The Deck of Comets
Sketch my eyes across a deck of cards, the king said to his artists. The royal optics, contractions of the iris and elevations of the celebrated eyelids were etched across 52 zinc plates.
(The king had an irrepressible habit of eating spoonfuls of chestnuts dipped in lavender honey while in the bath. He would step out naked and view the stars through the telescope on the marble veranda beyond the tub, then return to finish his soak.)
The king hadn’t been specific. Three artists failed to capture the entire royal eyeball, each structure visible to the un-doctored eye, and were lashed.
(One evening, as honey dripped onto his leg, the king spotted a bright dot in his telescope.)
The mistake mortified one of the artists so gravely that, alone, he etched 52 zinc plates with 52 versions of the king’s smile.
(It was a comet.)
The king was so taken with the artist’s initiative and craftsmanship that he granted the artist an estate and studio containing every conceivable tool and material in the land.
(The king watched the comet until he caught a chill.)
The artist celebrated by hosting a fantastic card tournament.

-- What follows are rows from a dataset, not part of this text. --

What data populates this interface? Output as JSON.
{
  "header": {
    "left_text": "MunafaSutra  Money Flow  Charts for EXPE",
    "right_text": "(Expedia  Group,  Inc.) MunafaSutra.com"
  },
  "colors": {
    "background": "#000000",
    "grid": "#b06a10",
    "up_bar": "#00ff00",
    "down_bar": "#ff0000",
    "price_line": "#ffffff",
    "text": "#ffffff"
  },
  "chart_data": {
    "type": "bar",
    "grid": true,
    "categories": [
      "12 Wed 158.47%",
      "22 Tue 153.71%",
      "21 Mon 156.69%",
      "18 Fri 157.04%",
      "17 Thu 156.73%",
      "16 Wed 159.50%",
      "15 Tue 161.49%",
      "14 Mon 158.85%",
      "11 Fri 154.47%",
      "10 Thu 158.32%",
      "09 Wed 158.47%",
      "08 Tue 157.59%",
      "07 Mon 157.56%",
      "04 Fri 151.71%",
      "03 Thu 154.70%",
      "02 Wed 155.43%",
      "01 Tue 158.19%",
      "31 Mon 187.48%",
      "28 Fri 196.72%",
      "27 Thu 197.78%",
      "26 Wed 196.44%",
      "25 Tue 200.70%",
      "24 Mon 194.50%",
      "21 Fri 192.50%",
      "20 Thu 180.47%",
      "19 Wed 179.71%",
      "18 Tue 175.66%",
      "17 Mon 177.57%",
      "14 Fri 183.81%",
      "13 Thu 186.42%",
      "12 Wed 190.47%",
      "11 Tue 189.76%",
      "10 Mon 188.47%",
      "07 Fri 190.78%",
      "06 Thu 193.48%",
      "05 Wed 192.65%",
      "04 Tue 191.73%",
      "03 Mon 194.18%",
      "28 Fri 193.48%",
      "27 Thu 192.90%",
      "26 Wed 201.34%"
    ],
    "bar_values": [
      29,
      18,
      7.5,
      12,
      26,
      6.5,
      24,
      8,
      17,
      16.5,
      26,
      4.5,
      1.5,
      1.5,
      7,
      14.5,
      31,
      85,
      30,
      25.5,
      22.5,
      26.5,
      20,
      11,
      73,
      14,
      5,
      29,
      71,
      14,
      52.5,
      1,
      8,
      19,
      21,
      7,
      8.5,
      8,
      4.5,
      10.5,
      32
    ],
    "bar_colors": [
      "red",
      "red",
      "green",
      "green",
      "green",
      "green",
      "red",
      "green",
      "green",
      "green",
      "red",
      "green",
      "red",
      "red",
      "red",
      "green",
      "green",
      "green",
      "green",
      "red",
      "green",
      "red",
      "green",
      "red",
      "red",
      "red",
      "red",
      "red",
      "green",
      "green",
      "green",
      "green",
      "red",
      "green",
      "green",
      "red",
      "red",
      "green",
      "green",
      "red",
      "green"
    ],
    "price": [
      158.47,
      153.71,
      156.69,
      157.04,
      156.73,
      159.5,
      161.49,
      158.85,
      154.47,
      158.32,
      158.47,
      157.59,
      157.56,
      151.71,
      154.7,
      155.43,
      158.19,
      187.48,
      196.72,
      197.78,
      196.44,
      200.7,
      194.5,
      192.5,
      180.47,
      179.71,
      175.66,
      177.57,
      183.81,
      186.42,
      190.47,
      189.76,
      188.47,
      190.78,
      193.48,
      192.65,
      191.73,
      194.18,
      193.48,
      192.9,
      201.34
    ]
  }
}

He used both the deck of smiles and the deck of eyes. He lost everything on a single hand. The king interpreted the misfortune as an extension of his spreading power. He declared that on the fifth of each month, landowners must play a winner-takes-all card tournament with half their holdings on the line.
(The king sat naked on the cold marble. The honey spoon balanced on his knee. Goosebumps raised down his thigh.)
In the first tournament the king began to grasp the math he’d unleashed against himself. Soon a landowner would control half his kingdom. Luckily a fight broke out. A page caught a duke with four aces up his sleeve.
(The king called his scientists. Is this comet heading for us? he asked. You must keep our kingdom from the drawer, he shouted.)
For a moment the king set aside his anxiety. He wanted to know how the cheating duke acquired four extra aces at all. None of the decks were missing cards. Both sets of zinc plates, eyes and smiles, were heavily guarded. The artist had long since disappeared.
(The comet will pass without incident, the scientists said. Imagine the wingspan of a hurricane and it contains only two grains of sand, what are the chances they collide?)
The king was certain that if he thought long enough, he’d figure out what happened.